The stream-storing appliance consists of a Kubernetes cluster with GPU and CPU worker nodes, as well as master nodes and Docker Trusted Registry (nowMirantis Secure Registry). The GPU nodes are hardware-based using HPE L4000 Edgelines to balance our virtual machines. For machine learning, we’ve standardized on both the HPE Apollo 6500 and the NVIDIA GDX1, each with eight NVIDIA v100 GPUs. Incidentally, the same technology enables augmented and virtual reality.
Deploying Kubernetes clusters to operations sites worldwide
Hardware is only one part of the equation. Our software stack consists of Docker Enterprise (nowMirantis Kubernetes Engine) and Kubernetes, as I’ve mentioned previously. We’ve deployed these clusters at all of our operations sites, with specific use cases planned for each site. Mirantis has had a major impact on our ability to develop this capability by offering a stable platform and Universal Control Plane, that provides us with the necessary metrics to determine the health of the Kubernetes cluster and the use of Docker Trusted Registry to maintain a secure repository for containers.
They have been an exceptional partner in our efforts to deploy clusters at multiple sites.

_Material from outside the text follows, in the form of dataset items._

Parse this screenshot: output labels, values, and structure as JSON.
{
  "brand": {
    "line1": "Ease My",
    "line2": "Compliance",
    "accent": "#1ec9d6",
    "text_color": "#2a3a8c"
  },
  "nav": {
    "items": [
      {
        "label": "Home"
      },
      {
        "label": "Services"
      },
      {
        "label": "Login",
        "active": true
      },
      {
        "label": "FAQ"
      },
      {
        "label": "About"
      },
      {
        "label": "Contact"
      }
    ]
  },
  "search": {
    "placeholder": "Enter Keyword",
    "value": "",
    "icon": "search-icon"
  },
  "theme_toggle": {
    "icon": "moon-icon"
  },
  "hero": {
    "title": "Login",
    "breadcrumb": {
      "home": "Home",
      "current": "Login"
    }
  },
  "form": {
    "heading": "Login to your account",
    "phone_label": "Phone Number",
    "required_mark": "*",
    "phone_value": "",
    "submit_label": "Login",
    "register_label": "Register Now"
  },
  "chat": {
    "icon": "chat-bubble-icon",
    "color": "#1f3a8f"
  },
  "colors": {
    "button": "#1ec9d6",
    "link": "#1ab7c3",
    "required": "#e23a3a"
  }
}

At this point, in our deployment efforts, we are on-prem, but we are exploring cloud service options that include Mirantis’ next-generation offering (Mirantis Container Cloud) that includes StackLight (logging, monitoring and alerting) in conjunction with multi-cluster management and to me the concept of federation, of multi-cluster management, is a requirement in our case because of the global nature of our business where our operation sites are on four continents. So StackLight provides the hook of each cluster that makes multi-cluster management an effective solution.
Choosing an enterprise-grade container platform
Open source has been a major part of project Athena, and there has been a debate about using Docker CE versus Docker Enterprise. That decision was actually easy given the advantages that Docker Enterprise would offer, especially during an early phase of development.

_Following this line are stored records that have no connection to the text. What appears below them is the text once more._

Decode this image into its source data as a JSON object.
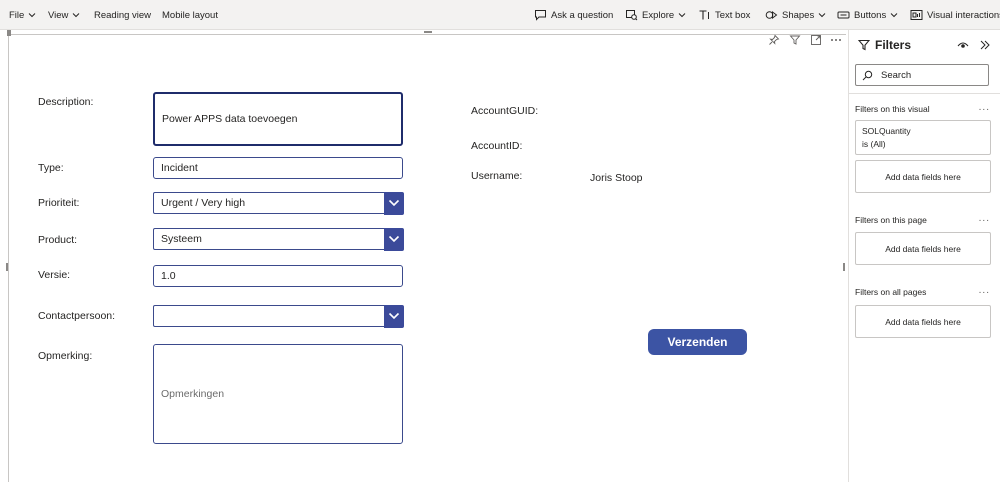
{
  "ribbon": {
    "file": "File",
    "view": "View",
    "reading_view": "Reading view",
    "mobile_layout": "Mobile layout",
    "ask_question": "Ask a question",
    "explore": "Explore",
    "text_box": "Text box",
    "shapes": "Shapes",
    "buttons": "Buttons",
    "visual_interactions": "Visual interactions"
  },
  "form": {
    "description": {
      "label": "Description:",
      "value": "Power APPS data toevoegen"
    },
    "type": {
      "label": "Type:",
      "value": "Incident"
    },
    "prioriteit": {
      "label": "Prioriteit:",
      "value": "Urgent / Very high"
    },
    "product": {
      "label": "Product:",
      "value": "Systeem"
    },
    "versie": {
      "label": "Versie:",
      "value": "1.0"
    },
    "contactpersoon": {
      "label": "Contactpersoon:",
      "value": ""
    },
    "opmerking": {
      "label": "Opmerking:",
      "placeholder": "Opmerkingen"
    },
    "account_guid": {
      "label": "AccountGUID:",
      "value": ""
    },
    "account_id": {
      "label": "AccountID:",
      "value": ""
    },
    "username": {
      "label": "Username:",
      "value": "Joris Stoop"
    },
    "submit_label": "Verzenden"
  },
  "filters": {
    "title": "Filters",
    "search_placeholder": "Search",
    "on_visual": {
      "heading": "Filters on this visual",
      "card_field": "SOLQuantity",
      "card_state": "is (All)",
      "drop": "Add data fields here"
    },
    "on_page": {
      "heading": "Filters on this page",
      "drop": "Add data fields here"
    },
    "on_all_pages": {
      "heading": "Filters on all pages",
      "drop": "Add data fields here"
    },
    "more": "..."
  },
  "colors": {
    "accent": "#3c54a4",
    "field_border": "#3b4a8c",
    "ribbon_bg": "#f3f2f1"
  }
}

Kubernetes was a natural addition to the software stack and has been widely accepted, but we have also been at work to adopt such open source tools as RabbitMQ messaging, TensorFlow, and TensorRT, to name three, GitLab for developments and a number of others as you see here, as well. Most of our program programming has been in Python.
The results of our efforts so far have been excellent. We are seeing a six month return on investment from just one of seven clusters, where the hardware and software cost approached close to $1 million. The performance on this cluster is now over 3 million images processed per day.